The HDFS capacity usage is 100%, the disk capacity usage is only about 85%, and the HDFS service status is read-only. As a result, upper-layer services such as HBase and Spark are unavailable.

Cause Analysis

Currently, NodeManager and DataNode share data disks. By default, MRS reserves 15% of data disk space for non-HDFS. You can change the percentage of data disk space by setting the HDFS parameter dfs.datanode.du.reserved.percentage.

If the HDFS disk usage is 100%, you can set dfs.datanode.du.reserved.percentage to a smaller value to restore services and then expand disk capacity.

Procedure

  1. Log in to any Master node in the cluster.
  2. Run the source /opt/client/bigdata_env command to initialize environment variables.

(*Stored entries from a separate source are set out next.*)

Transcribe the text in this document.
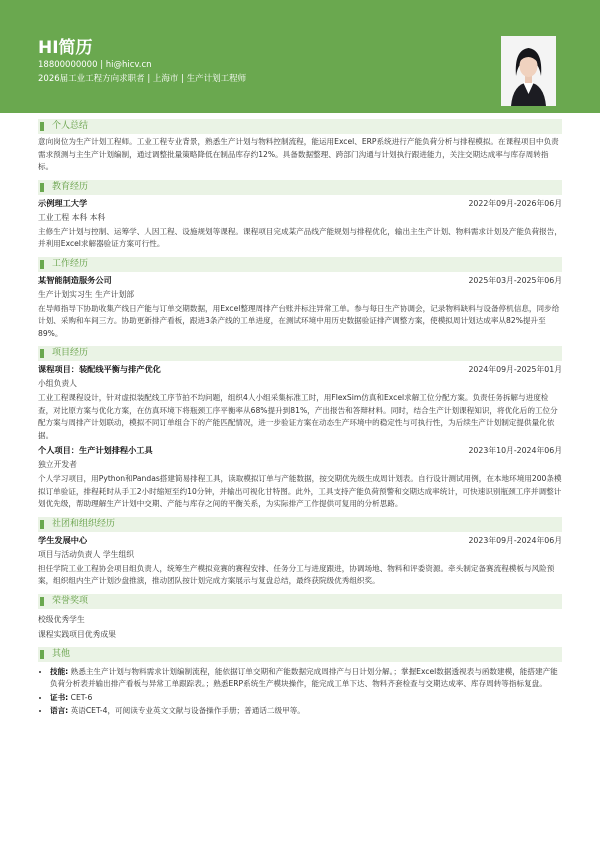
HI简历
18800000000 | hi@hicv.cn
2026届工业工程方向求职者 | 上海市 | 生产计划工程师
个人总结
意向岗位为生产计划工程师。工业工程专业背景，熟悉生产计划与物料控制流程，能运用Excel、ERP系统进行产能负荷分析与排程模拟。在课程项目中负责需求预测与主生产计划编制，通过调整批量策略降低在制品库存约12%。具备数据整理、跨部门沟通与计划执行跟进能力，关注交期达成率与库存周转指标。
教育经历
示例理工大学	2022年09月-2026年06月
工业工程 本科 本科
主修生产计划与控制、运筹学、人因工程、设施规划等课程。课程项目完成某产品线产能规划与排程优化，输出主生产计划、物料需求计划及产能负荷报告，并利用Excel求解器验证方案可行性。
工作经历
某智能制造服务公司	2025年03月-2025年06月
生产计划实习生 生产计划部
在导师指导下协助收集产线日产能与订单交期数据，用Excel整理周排产台账并标注异常工单。参与每日生产协调会，记录物料缺料与设备停机信息，同步给计划、采购和车间三方。协助更新排产看板，跟进3条产线的工单进度，在测试环境中用历史数据验证排产调整方案，使模拟周计划达成率从82%提升至89%。
项目经历
课程项目：装配线平衡与排产优化	2024年09月-2025年01月
小组负责人
工业工程课程设计，针对虚拟装配线工序节拍不均问题，组织4人小组采集标准工时，用FlexSim仿真和Excel求解工位分配方案。负责任务拆解与进度检查，对比原方案与优化方案，在仿真环境下将瓶颈工序平衡率从68%提升到81%，产出报告和答辩材料。同时，结合生产计划课程知识，将优化后的工位分配方案与周排产计划联动，模拟不同订单组合下的产能匹配情况，进一步验证方案在动态生产环境中的稳定性与可执行性，为后续生产计划制定提供量化依据。
个人项目：生产计划排程小工具	2023年10月-2024年06月
独立开发者
个人学习项目，用Python和Pandas搭建简易排程工具，读取模拟订单与产能数据，按交期优先级生成周计划表。自行设计测试用例，在本地环境用200条模拟订单验证，排程耗时从手工2小时缩短至约10分钟，并输出可视化甘特图。此外，工具支持产能负荷预警和交期达成率统计，可快速识别瓶颈工序并调整计划优先级，帮助理解生产计划中交期、产能与库存之间的平衡关系，为实际排产工作提供可复用的分析思路。
社团和组织经历
学生发展中心	2023年09月-2024年06月
项目与活动负责人 学生组织
担任学院工业工程协会项目组负责人，统筹生产模拟竞赛的赛程安排、任务分工与进度跟进，协调场地、物料和评委资源。牵头制定备赛流程模板与风险预案，组织组内生产计划沙盘推演，推动团队按计划完成方案展示与复盘总结，最终获院级优秀组织奖。
荣誉奖项
校级优秀学生
课程实践项目优秀成果
其他
• 技能: 熟悉主生产计划与物料需求计划编制流程，能依据订单交期和产能数据完成周排产与日计划分解。；掌握Excel数据透视表与函数建模，能搭建产能负荷分析表并输出排产看板与异常工单跟踪表。；熟悉ERP系统生产模块操作，能完成工单下达、物料齐套检查与交期达成率、库存周转等指标复盘。
• 证书: CET-6
• 语言: 英语CET-4，可阅读专业英文文献与设备操作手册；普通话二级甲等。
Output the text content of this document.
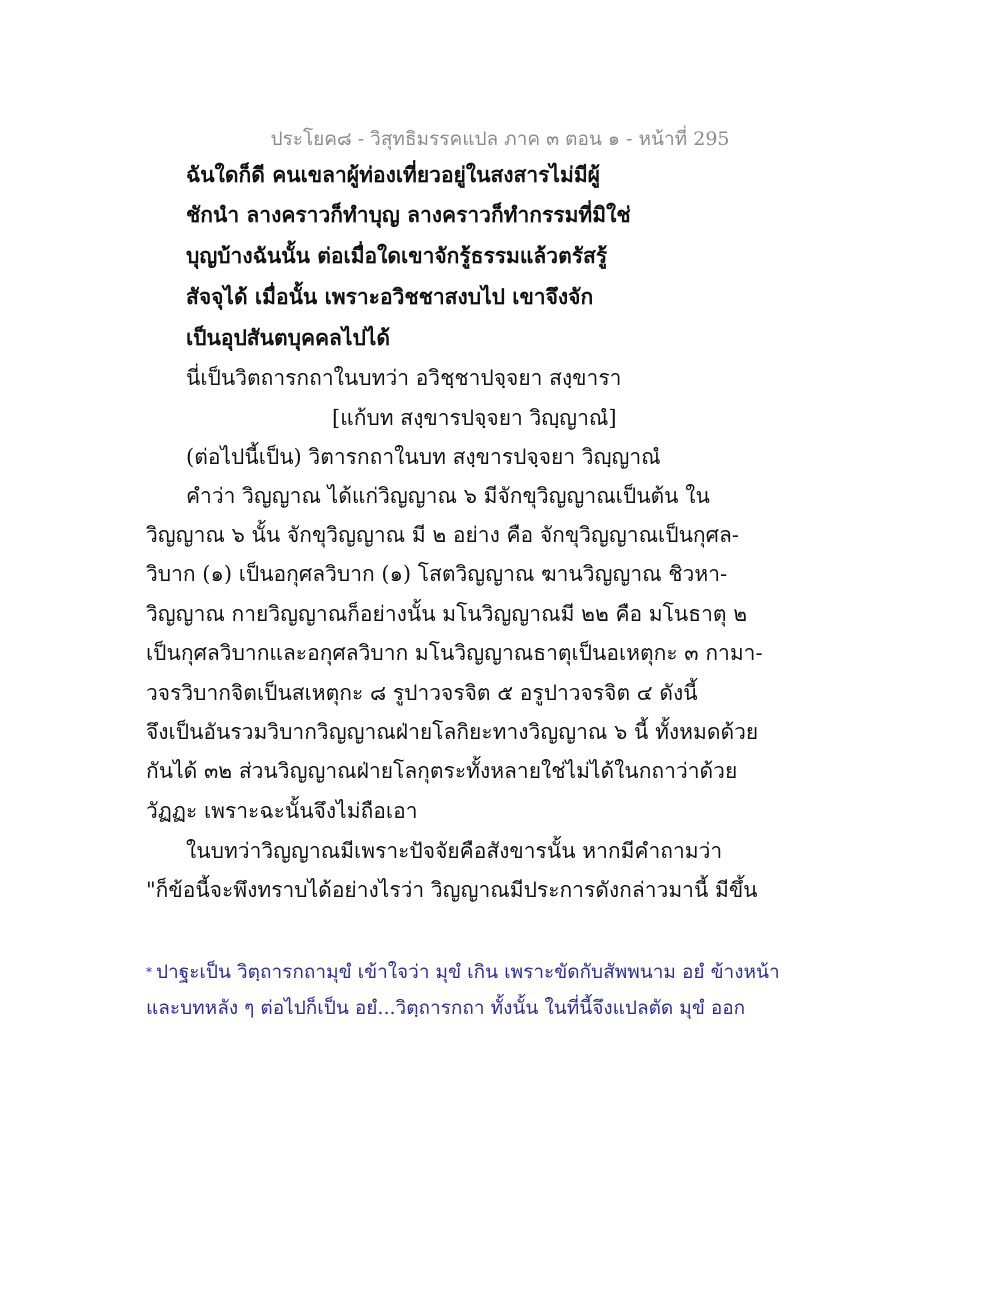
ประโยค๘ - วิสุทธิมรรคแปล ภาค ๓ ตอน ๑ - หน้าที่ 295
ฉันใดก็ดี คนเขลาผู้ท่องเที่ยวอยู่ในสงสารไม่มีผู้
ชักนำ ลางคราวก็ทำบุญ ลางคราวก็ทำกรรมที่มิใช่
บุญบ้างฉันนั้น ต่อเมื่อใดเขาจักรู้ธรรมแล้วตรัสรู้
สัจจุได้ เมื่อนั้น เพราะอวิชชาสงบไป เขาจึงจัก
เป็นอุปสันตบุคคลไปได้
นี่เป็นวิตถารกถาในบทว่า อวิชฺชาปจฺจยา สงฺขารา
[แก้บท สงฺขารปจฺจยา วิญฺญาณํ]
(ต่อไปนี้เป็น) วิตารกถาในบท สงฺขารปจฺจยา วิญฺญาณํ
คำว่า วิญญาณ ได้แก่วิญญาณ ๖ มีจักขุวิญญาณเป็นต้น ใน
วิญญาณ ๖ นั้น จักขุวิญญาณ มี ๒ อย่าง คือ จักขุวิญญาณเป็นกุศล-
วิบาก (๑) เป็นอกุศลวิบาก (๑) โสตวิญญาณ ฆานวิญญาณ ชิวหา-
วิญญาณ กายวิญญาณก็อย่างนั้น มโนวิญญาณมี ๒๒ คือ มโนธาตุ ๒
เป็นกุศลวิบากและอกุศลวิบาก มโนวิญญาณธาตุเป็นอเหตุกะ ๓ กามา-
วจรวิบากจิตเป็นสเหตุกะ ๘ รูปาวจรจิต ๕ อรูปาวจรจิต ๔ ดังนี้
จึงเป็นอันรวมวิบากวิญญาณฝ่ายโลกิยะทางวิญญาณ ๖ นี้ ทั้งหมดด้วย
กันได้ ๓๒ ส่วนวิญญาณฝ่ายโลกุตระทั้งหลายใช่ไม่ได้ในกถาว่าด้วย
วัฏฏะ เพราะฉะนั้นจึงไม่ถือเอา
ในบทว่าวิญญาณมีเพราะปัจจัยคือสังขารนั้น หากมีคำถามว่า
"ก็ข้อนี้จะพึงทราบได้อย่างไรว่า วิญญาณมีประการดังกล่าวมานี้ มีขึ้น
* ปาฐะเป็น วิตฺถารกถามุขํ เข้าใจว่า มุขํ เกิน เพราะขัดกับสัพพนาม อยํ ข้างหน้า
และบทหลัง ๆ ต่อไปก็เป็น อยํ...วิตฺถารกถา ทั้งนั้น ในที่นี้จึงแปลตัด มุขํ ออก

    If it is a security cluster, run the kinit -kt <keytab file> <pricipal name> command for authentication.

  3. Run the hdfs dfs –put ./startDetail.log /tmp command to check whether HDFS fails to write files.

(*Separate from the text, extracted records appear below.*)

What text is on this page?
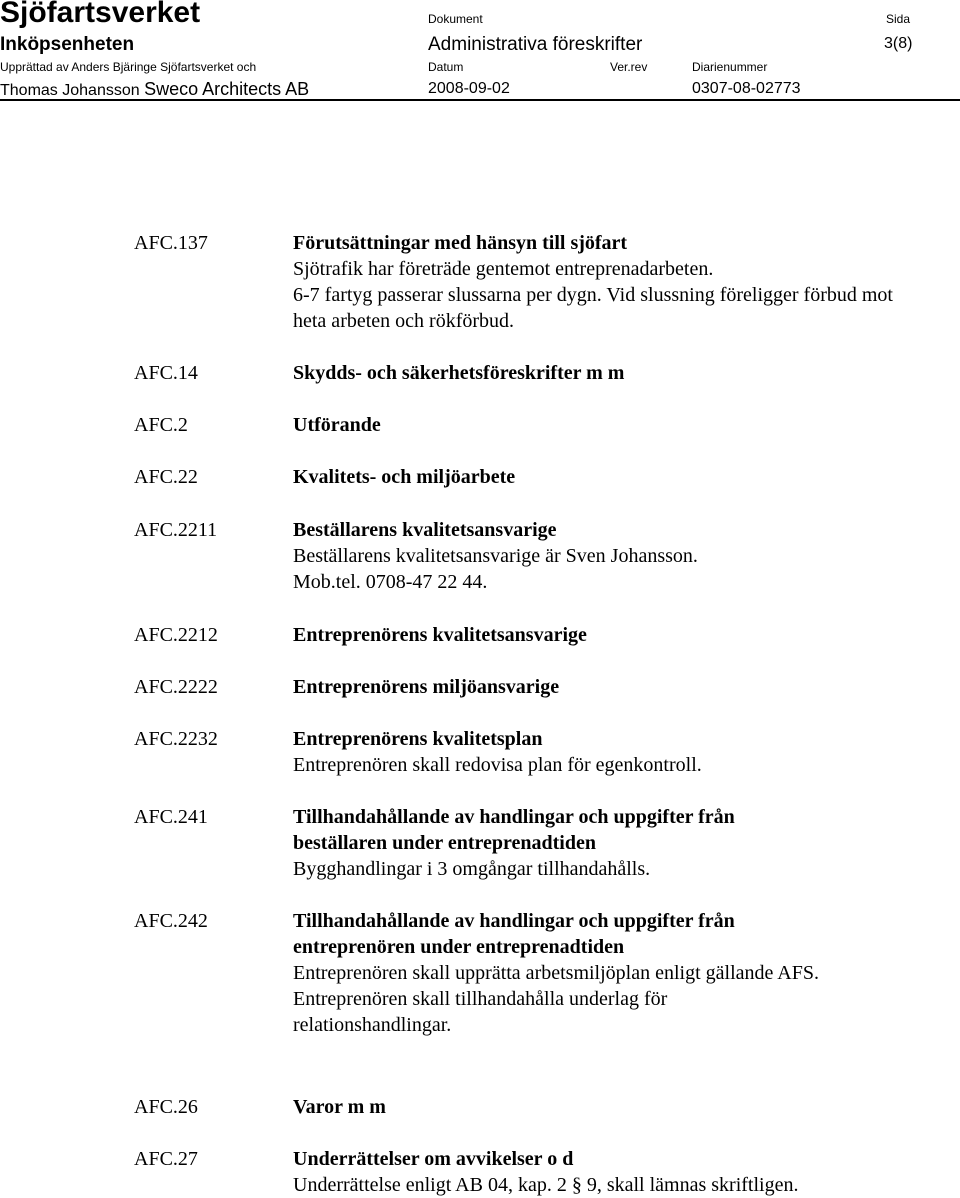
Sjöfartsverket
Inköpsenheten
Upprättad av Anders Bjäringe Sjöfartsverket och
Thomas Johansson Sweco Architects AB
Dokument
Administrativa föreskrifter
Datum
2008-09-02
Ver.rev	Diarienummer
0307-08-02773
Sida
3(8)
AFC.137
AFC.14
AFC.2
AFC.22
AFC.2211
AFC.2212
AFC.2222
AFC.2232
AFC.241
AFC.242
AFC.26
AFC.27
Förutsättningar med hänsyn till sjöfart
Sjötrafik har företräde gentemot entreprenadarbeten.
6-7 fartyg passerar slussarna per dygn. Vid slussning föreligger förbud mot heta arbeten och rökförbud.
Skydds- och säkerhetsföreskrifter m m
Utförande
Kvalitets- och miljöarbete
Beställarens kvalitetsansvarige
Beställarens kvalitetsansvarige är Sven Johansson.
Mob.tel. 0708-47 22 44.
Entreprenörens kvalitetsansvarige
Entreprenörens miljöansvarige
Entreprenörens kvalitetsplan
Entreprenören skall redovisa plan för egenkontroll.
Tillhandahållande av handlingar och uppgifter från beställaren under entreprenadtiden
Bygghandlingar i 3 omgångar tillhandahålls.
Tillhandahållande av handlingar och uppgifter från entreprenören under entreprenadtiden
Entreprenören skall upprätta arbetsmiljöplan enligt gällande AFS.
Entreprenören skall tillhandahålla underlag för relationshandlingar.
Varor m m
Underrättelser om avvikelser o d
Underrättelse enligt AB 04, kap. 2 § 9, skall lämnas skriftligen.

    19/05/12 10:07:32 WARN hdfs.DataStreamer: DataStreamer Exception
    org.apache.hadoop.ipc.RemoteException(java.io.IOException): File /tmp/startDetail.log._COPYING_ could only be replicated to 0 nodes instead of minReplication (=1).  There are 3 datanode(s) running and no node(s) are excluded in this operation.

  4. Run the hdfs dfsadmin -report command to check the used HDFS capacity. The command output shows that the HDFS capacity usage has reached 100%.

    Configured Capacity: 5389790579100 (4.90 TB)
    Present Capacity: 5067618628404 (4.61 TB)
    DFS Remaining: 133350196 (127.17 MB)
    DFS Used: 5067485278208 (4.61 TB)
    DFS Used%: 100.00%
    Under replicated blocks: 10
    Blocks with corrupt replicas: 0
    Missing blocks: 0
    Missing blocks (with replication factor 1): 0
    Pending deletion blocks: 0

  5. When the HDFS capacity usage reaches 100%, change the percentage of data disk space by setting the HDFS parameter dfs.datanode.du.reserved.percentage.

    1. Go to the service configuration page.
      • MRS Manager: Log in to MRS Manager and choose Services > HDFS > Configuration.
      • FusionInsight Manager: Log in to FusionInsight Manager and choose Cluster > Name of the target cluster > Service > HDFS > Configurations.
    2. Select All Configurations and search for dfs.datanode.du.reserved.percentage in the search box.
    3. Change the value of this parameter to 10.

  6. After the modification, increase the number of disks of the Core node.